Son cümlesinin altı çiziliydi. Acaba bir aşk mektubu mu diye düşündüm. Son cümlesinin altı çiziliyse ve bilerek çizilmişse evet bu bir aşk mektubuydu. Ama eğer başkası çizdiyse gizli bir hayranım var demekti. Aslında iki türlü de güzel bir şeydi bence. Benim için bu mektubun kötü olan tek yanı anonim olmasıydı. Bunu yazan kişi her kim ise kendisine dair hiçbir şey yazmamış. Kağıdın her yerini dikkatlice inceledim fakat ne bir isim ne de bir sınıf bulabildim. Ya silinmişti ya da yazan kişi gizli kalmasını istiyordu, artık her ne istiyorsa... Kazuya ve ben birbirimize şaşkınlıkla baktık
Kazuya: Kim olabilir ki bu yürek yemiş? Kimden, nereden cesaret almış acaba? İsim veya sınıf da yazmıyor? Bulunmaktan korkuyor herhalde, korkak!
Kazuya haklıydı. Belki de bu çocuk korkağın tekiydi. Kazuya, insanları davranışlarına, dış görünüşlerine, eylemlerine göre asla yargılamazdı. Fakat durum ben olduğumda aşırı kıskanç birine dönüşürdü. Şimdi de biraz kıskanmış gibiydi
Melody: Belki de haklısın. Çocuk korkak olabilir. Ama korkak olsun veya olmasın, bu çocuk ya benim gizli hayranım ya da bana âşık
Kazuya: Umarım bu mektubu bir anlık gaza gelmeyle yazmıştır...
Kazuya'ya yan gözle baktım.

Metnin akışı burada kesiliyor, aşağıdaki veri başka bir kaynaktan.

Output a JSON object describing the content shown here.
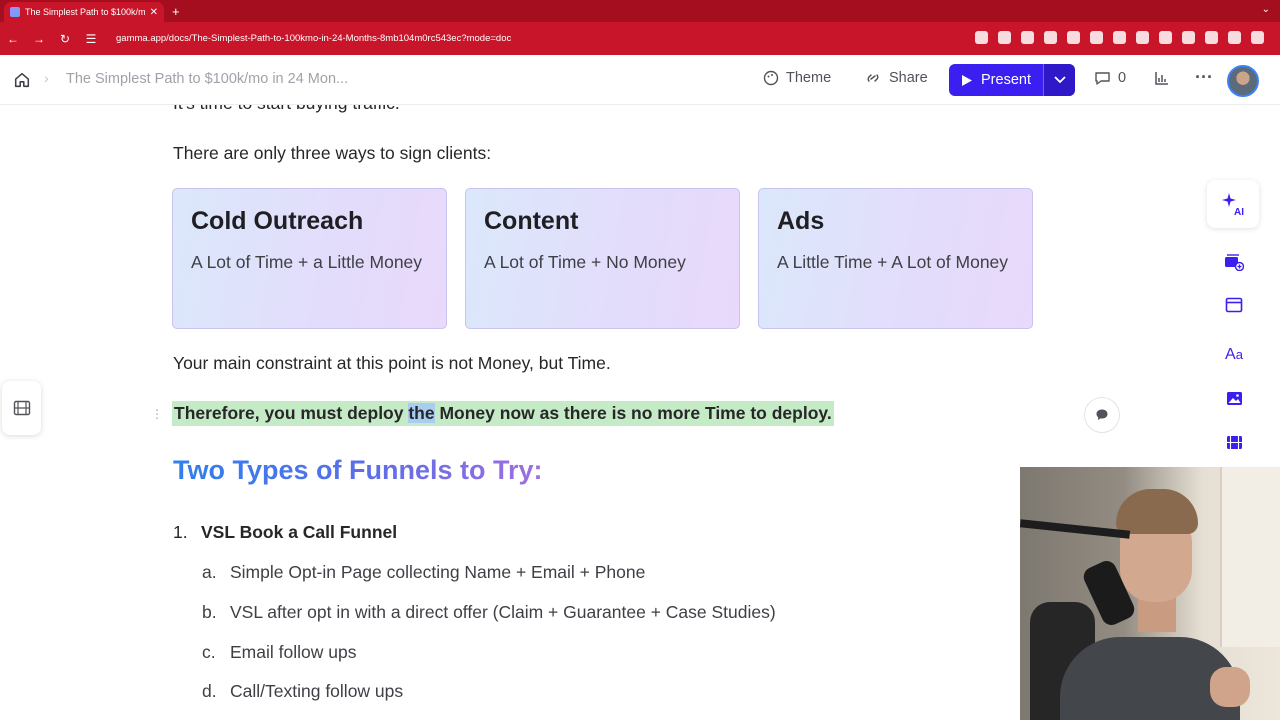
{
  "browser": {
    "tab_title": "The Simplest Path to $100k/m",
    "new_tab": "+",
    "url_host": "gamma.app",
    "url_path": "/docs/The-Simplest-Path-to-100kmo-in-24-Months-8mb104m0rc543ec?mode=doc"
  },
  "toolbar": {
    "doc_title": "The Simplest Path to $100k/mo in 24 Mon...",
    "theme_label": "Theme",
    "share_label": "Share",
    "present_label": "Present",
    "comment_count": "0"
  },
  "doc": {
    "cut_line": "It's time to start buying traffic.",
    "intro": "There are only three ways to sign clients:",
    "cards": [
      {
        "title": "Cold Outreach",
        "body": "A Lot of Time + a Little Money"
      },
      {
        "title": "Content",
        "body": "A Lot of Time + No Money"
      },
      {
        "title": "Ads",
        "body": "A Little Time + A Lot of Money"
      }
    ],
    "constraint": "Your main constraint at this point is not Money, but Time.",
    "highlight_pre": "Therefore, you must deploy ",
    "highlight_sel": "the",
    "highlight_post": " Money now as there is no more Time to deploy.",
    "heading": "Two Types of Funnels to Try:",
    "list_num": "1.",
    "list_item": "VSL Book a Call Funnel",
    "sub_items": [
      {
        "letter": "a.",
        "text": "Simple Opt-in Page collecting Name + Email + Phone"
      },
      {
        "letter": "b.",
        "text": "VSL after opt in with a direct offer (Claim + Guarantee + Case Studies)"
      },
      {
        "letter": "c.",
        "text": "Email follow ups"
      },
      {
        "letter": "d.",
        "text": "Call/Texting follow ups"
      }
    ]
  },
  "rail": {
    "ai_label": "AI"
  },
  "colors": {
    "browser_red": "#c8152a",
    "present_blue": "#3b1ff0",
    "highlight_green": "#c4ebc6",
    "selection_blue": "#a9cdf1"
  }
}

Bir şey düşünüyordu. Belki de o çocukla konuşacak veya onunla kavga edecekti
Kazuya: Ya nereden almış bu cesareti anlayamadım. Kesin içine kapanık biridir
Kazuya bir an durdu ve düşünmeye başladı. Düşünürken elimde tuttuğum mektuba bakıyordu
Melody: Ne oldu Kazuya? Ne düşünüyorsun? Tuhaf bakıyorsun. Korkutma beni
Bir süre sonra Kazuya bana doğru döndü ve konuşmaya başladı
Kazuya: Ya bu mektubu sana veren çocuk yazmışsa?
Bir an durdum ve bunun üzerinde düşünmeye başladım. O çocuk böyle bir şey yapabilirdi. Sadece oyun olsun diye bile. Fakat iş belli ki büyüyecekti. Sınıfımızın yaramaz çocuğu olduğu için yapabileceğini düşündüm. Ama neden sınıfta o kadar kız varken bana yazsın ki?
Melody: Ama madem öyle sınıftaki tek kız ben değilim ki. Neden bana yazsın?
Kazuya: Melody... Sınıfımızın yaramaz çocuğu o. Ondan her şey beklenir. Bence o yaptı. Duygularınla oynamaya çalışıyor! Ve sorunun cevabını vereyim
Kazuya bana biraz yaklaştı ve ela gözlerini benim parlak mavi gözlerime kilitledi
Kazuya: Çünkü bu sınıfta tek güzel kız sensin
Kazuya bunu söyler söylemez yüzüm kızardı
Melody: Yok canım. Ne alakası var? Sınıfta benden başka güzel kızlar da var. Bence güzeller
Kazuya: Yani sen şimdi güzelliğini inkâr mı ediyorsun?
Kazuya bana dik dik baktı
Melody: Şey yani, bence benden güzel kızlar da var. Ama bence...
Biraz korkmaya başlamıştım. Bu sesimden de anlaşılıyordu. Kazuya iki eliyle omuzlarımı tuttu ve konuştu
Kazuya: Gerçekten sana bir şey yapacağımı düşünüp korktun mu?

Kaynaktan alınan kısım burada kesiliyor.